Landry, 27, originally sustained microtears in the tendon midway through the 2010 season and missed the final seven games. He was slow to heal, missing all of training camp and the first two games this past season, and then battled related groin and hamstring injuries over the coming months before being placed on injured reserve on Dec. 6.

In all, Landry has missed 16 of his last 33 games, including eight this past season. It was his first sustained inactivity since entering the league as the sixth overall pick by the Redskins in 2007.

“From my freshman year in college [at Louisiana State], until then, that’s right, I never missed a game,” Landry said. “I’m not injury prone. I’m going to get that corrected right now. I’m doing everything in my power to get back out there and for me to heal, no matter what.”

Landry told Paulsen the injury is different this time around than the one he sustained in November 2010. It’s lower in the Achilles’ tendon, he said, and because surgery would keep him out until July or August, at the earliest, he wanted to try to find a way to get back on the field quicker.

There are incentives to Landry doing so. The strong safety is an unrestricted free agent this offseason, and though he said he would like to return to the Redskins – “I love being a Washingtonian all-around,” Landry said – he didn’t want to address contract matters on Thursday.

“I’m not going to get into a contract discussion,” Landry told Paulsen. “This is strictly to talk about my injury, and there’s nothing going on with it. As far as my contract, the GM of the organization and my agent will talk about that. I can’t do anything about it, except for get healthy, get out there and prepare to play at a high level and be one of those elite players that I know how to be. That’s my focus and that’s it.”

The strong safety prefers not to speak about his health, but first spoke to a writer from BleacherReport.com earlier this week. The confusing story only raised more questions about Landry’s choice to not undergo surgery on the tendon after the season.

Paulsen, in a 15-minute interview with Landry, said there has been “a little bit of a disconnect between what the team thinks you should be doing and how you think you should be recovering.”

Landry responded, saying the platelet-rich-plasma (PRP) treatment he underwent last offseason to recover from a shoulder injury, rather than surgery, worked fine, and he has been of the belief that a similar procedure would help with the tendon as well.

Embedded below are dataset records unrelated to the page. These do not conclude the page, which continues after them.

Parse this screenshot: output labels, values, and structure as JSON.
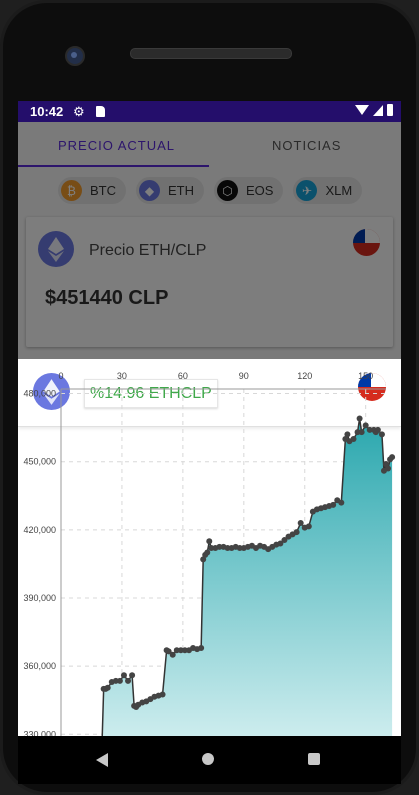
{
  "status_bar": {
    "time": "10:42",
    "icons": [
      "gear-icon",
      "sd-card-icon",
      "wifi-icon",
      "signal-icon",
      "battery-icon"
    ]
  },
  "tabs": [
    {
      "label": "PRECIO ACTUAL",
      "selected": true
    },
    {
      "label": "NOTICIAS",
      "selected": false
    }
  ],
  "coins": [
    {
      "label": "BTC",
      "icon": "bitcoin-icon",
      "color": "#f09a2d",
      "glyph": "₿"
    },
    {
      "label": "ETH",
      "icon": "ethereum-icon",
      "color": "#6b78e0",
      "glyph": "◆"
    },
    {
      "label": "EOS",
      "icon": "eos-icon",
      "color": "#111111",
      "glyph": "⬡"
    },
    {
      "label": "XLM",
      "icon": "stellar-icon",
      "color": "#17a3d8",
      "glyph": "✈"
    }
  ],
  "price_card": {
    "title": "Precio ETH/CLP",
    "price": "$451440 CLP",
    "flag": "chile-flag-icon"
  },
  "sheet": {
    "change_label": "%14.96 ETHCLP",
    "change_color": "#3fa84a",
    "flag": "chile-flag-icon"
  },
  "chart_data": {
    "type": "area",
    "title": "",
    "xlabel": "",
    "ylabel": "",
    "x_axis_position": "top",
    "xlim": [
      0,
      160
    ],
    "ylim": [
      320000,
      482000
    ],
    "x_ticks": [
      0,
      30,
      60,
      90,
      120,
      150
    ],
    "x_tick_labels": [
      "0",
      "30",
      "60",
      "90",
      "120",
      "150"
    ],
    "y_ticks": [
      330000,
      360000,
      390000,
      420000,
      450000,
      480000
    ],
    "y_tick_labels": [
      "330,000",
      "360,000",
      "390,000",
      "420,000",
      "450,000",
      "480,000"
    ],
    "grid": true,
    "color": "#2aa7ae",
    "points": [
      [
        20,
        320000
      ],
      [
        21,
        350000
      ],
      [
        22,
        350000
      ],
      [
        23,
        350500
      ],
      [
        25,
        353000
      ],
      [
        27,
        353500
      ],
      [
        29,
        353500
      ],
      [
        31,
        356000
      ],
      [
        33,
        353500
      ],
      [
        35,
        356000
      ],
      [
        36,
        342500
      ],
      [
        37,
        342000
      ],
      [
        38,
        343000
      ],
      [
        40,
        344000
      ],
      [
        42,
        344500
      ],
      [
        44,
        345500
      ],
      [
        46,
        346500
      ],
      [
        48,
        347000
      ],
      [
        50,
        347500
      ],
      [
        52,
        367000
      ],
      [
        53,
        366500
      ],
      [
        55,
        365000
      ],
      [
        57,
        367000
      ],
      [
        59,
        367000
      ],
      [
        61,
        367000
      ],
      [
        63,
        367000
      ],
      [
        65,
        368000
      ],
      [
        67,
        367500
      ],
      [
        69,
        368000
      ],
      [
        70,
        407000
      ],
      [
        71,
        409000
      ],
      [
        72,
        410000
      ],
      [
        73,
        415000
      ],
      [
        74,
        412000
      ],
      [
        76,
        412000
      ],
      [
        78,
        412500
      ],
      [
        80,
        412500
      ],
      [
        82,
        412000
      ],
      [
        84,
        412000
      ],
      [
        86,
        412500
      ],
      [
        88,
        412000
      ],
      [
        90,
        412000
      ],
      [
        92,
        412500
      ],
      [
        94,
        413000
      ],
      [
        96,
        412000
      ],
      [
        98,
        413000
      ],
      [
        100,
        412500
      ],
      [
        102,
        411500
      ],
      [
        104,
        412500
      ],
      [
        106,
        413500
      ],
      [
        108,
        414000
      ],
      [
        110,
        415500
      ],
      [
        112,
        417000
      ],
      [
        114,
        418000
      ],
      [
        116,
        419000
      ],
      [
        118,
        423000
      ],
      [
        120,
        421000
      ],
      [
        122,
        421500
      ],
      [
        124,
        428000
      ],
      [
        126,
        429000
      ],
      [
        128,
        429500
      ],
      [
        130,
        430000
      ],
      [
        132,
        430500
      ],
      [
        134,
        431000
      ],
      [
        136,
        433000
      ],
      [
        138,
        432000
      ],
      [
        140,
        460000
      ],
      [
        141,
        462000
      ],
      [
        142,
        459000
      ],
      [
        144,
        460000
      ],
      [
        146,
        463000
      ],
      [
        147,
        469000
      ],
      [
        148,
        463000
      ],
      [
        150,
        466000
      ],
      [
        152,
        464000
      ],
      [
        154,
        464000
      ],
      [
        155,
        463000
      ],
      [
        156,
        464000
      ],
      [
        158,
        462000
      ],
      [
        159,
        446000
      ],
      [
        160,
        449000
      ],
      [
        161,
        447000
      ],
      [
        162,
        451000
      ],
      [
        163,
        452000
      ]
    ]
  }
}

As for surgery, which, in mid-December, Redskins head coach Mike Shanahan said Landry was recommended to have following a consultation with Dr. Robert Anderson, Landry didn’t believe it was the best option.

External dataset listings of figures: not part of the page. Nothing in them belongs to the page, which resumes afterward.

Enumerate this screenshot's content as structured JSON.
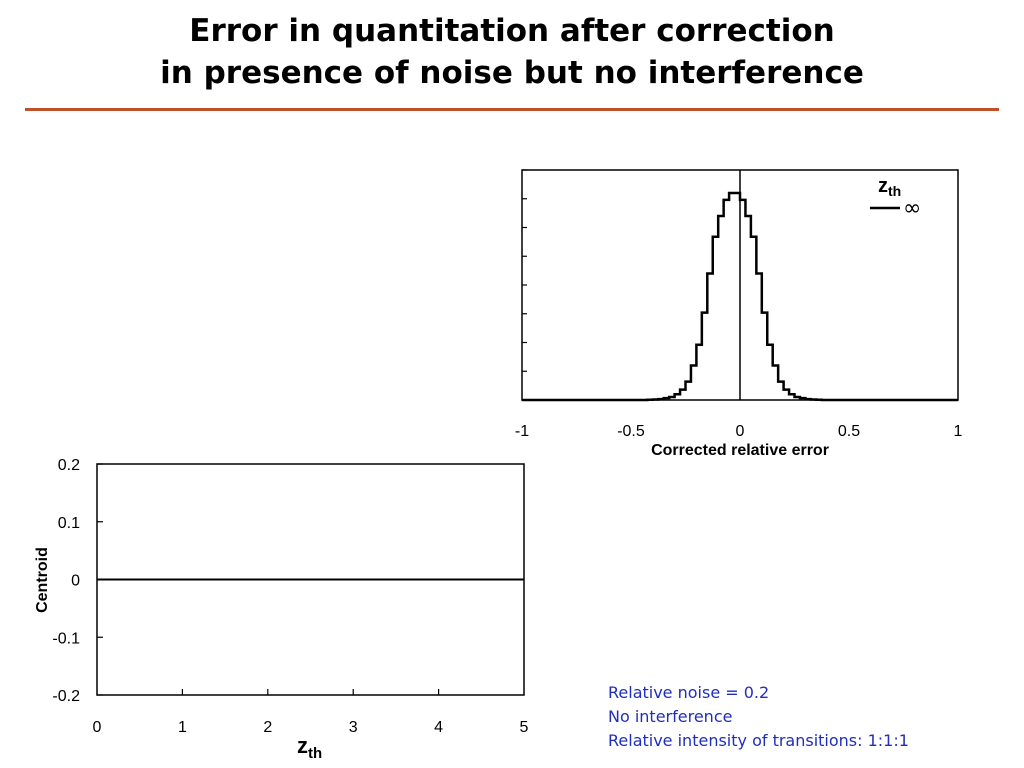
{
  "title": {
    "line1": "Error in quantitation after correction",
    "line2": "in presence of noise but no interference"
  },
  "colors": {
    "title_rule": "#c0502a",
    "note_text": "#1f2fb8",
    "plot_line": "#000000"
  },
  "notes": [
    "Relative noise = 0.2",
    "No interference",
    "Relative intensity of transitions: 1:1:1"
  ],
  "chart_data": [
    {
      "type": "line",
      "subtype": "step-histogram",
      "xlabel": "Corrected relative error",
      "ylabel": "",
      "xlim": [
        -1,
        1
      ],
      "x_ticks": [
        "-1",
        "-0.5",
        "0",
        "0.5",
        "1"
      ],
      "x_tick_values": [
        -1,
        -0.5,
        0,
        0.5,
        1
      ],
      "y_tick_count": 8,
      "reference_line_x": 0,
      "legend": {
        "title_main": "z",
        "title_sub": "th",
        "entries": [
          {
            "label": "∞"
          }
        ],
        "placement": "top-right"
      },
      "series": [
        {
          "name": "∞",
          "bin_width": 0.025,
          "bin_starts": [
            -0.45,
            -0.425,
            -0.4,
            -0.375,
            -0.35,
            -0.325,
            -0.3,
            -0.275,
            -0.25,
            -0.225,
            -0.2,
            -0.175,
            -0.15,
            -0.125,
            -0.1,
            -0.075,
            -0.05,
            -0.025,
            0,
            0.025,
            0.05,
            0.075,
            0.1,
            0.125,
            0.15,
            0.175,
            0.2,
            0.225,
            0.25,
            0.275,
            0.3,
            0.325,
            0.35,
            0.375,
            0.4,
            0.425
          ],
          "values": [
            0,
            0.001,
            0.002,
            0.004,
            0.008,
            0.013,
            0.025,
            0.045,
            0.08,
            0.15,
            0.24,
            0.38,
            0.55,
            0.71,
            0.8,
            0.87,
            0.9,
            0.9,
            0.87,
            0.8,
            0.71,
            0.55,
            0.38,
            0.24,
            0.15,
            0.08,
            0.045,
            0.025,
            0.013,
            0.008,
            0.004,
            0.002,
            0.001,
            0,
            0,
            0
          ]
        }
      ]
    },
    {
      "type": "line",
      "xlabel": "z",
      "xlabel_sub": "th",
      "ylabel": "Centroid",
      "xlim": [
        0,
        5
      ],
      "ylim": [
        -0.2,
        0.2
      ],
      "x_ticks": [
        "0",
        "1",
        "2",
        "3",
        "4",
        "5"
      ],
      "x_tick_values": [
        0,
        1,
        2,
        3,
        4,
        5
      ],
      "y_ticks": [
        "0.2",
        "0.1",
        "0",
        "-0.1",
        "-0.2"
      ],
      "y_tick_values": [
        0.2,
        0.1,
        0,
        -0.1,
        -0.2
      ],
      "series": [
        {
          "x": [
            0,
            5
          ],
          "y": [
            0,
            0
          ]
        }
      ]
    }
  ]
}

That means he has paid for the stem cell and PRP treatments this offseason on his own, as opposed to having the team pay for them. He was convinced of their effectiveness, he said, after seeing Los Angeles Lakers guard Kobe Bryant and New York Yankees third baseman Alex Rodriguez, both elite players in their own right, have success with similar prodecures.

“I mean, it’s brutal, you know?” Landry said of the surgery. “It’s like a roller coaster. A major surgery is quite hard. You’re changing the structure of your body and trying to correct it. Basically, it’s crucial – recovery time is crucial, rehab is crucial and you sometimes lose range-of-motion and lose strength. The strength will eventually come, but as far as range of motion – sometimes you might not get the same thing that you had before. … I don’t want that, so that’s why I said I wouldn’t do it.”

Landry had 48 tackles this past season, but had 85 in 2010 before the injury and averaged nearly 77 over his first three years. He’s convinced he can return to that level.

“Basically, I love the Redskins fans, the organization, my teammates,” Landry said. “I just want them to know that I’m doing everything in my power to return at a high level and help win ballgames and win championships.”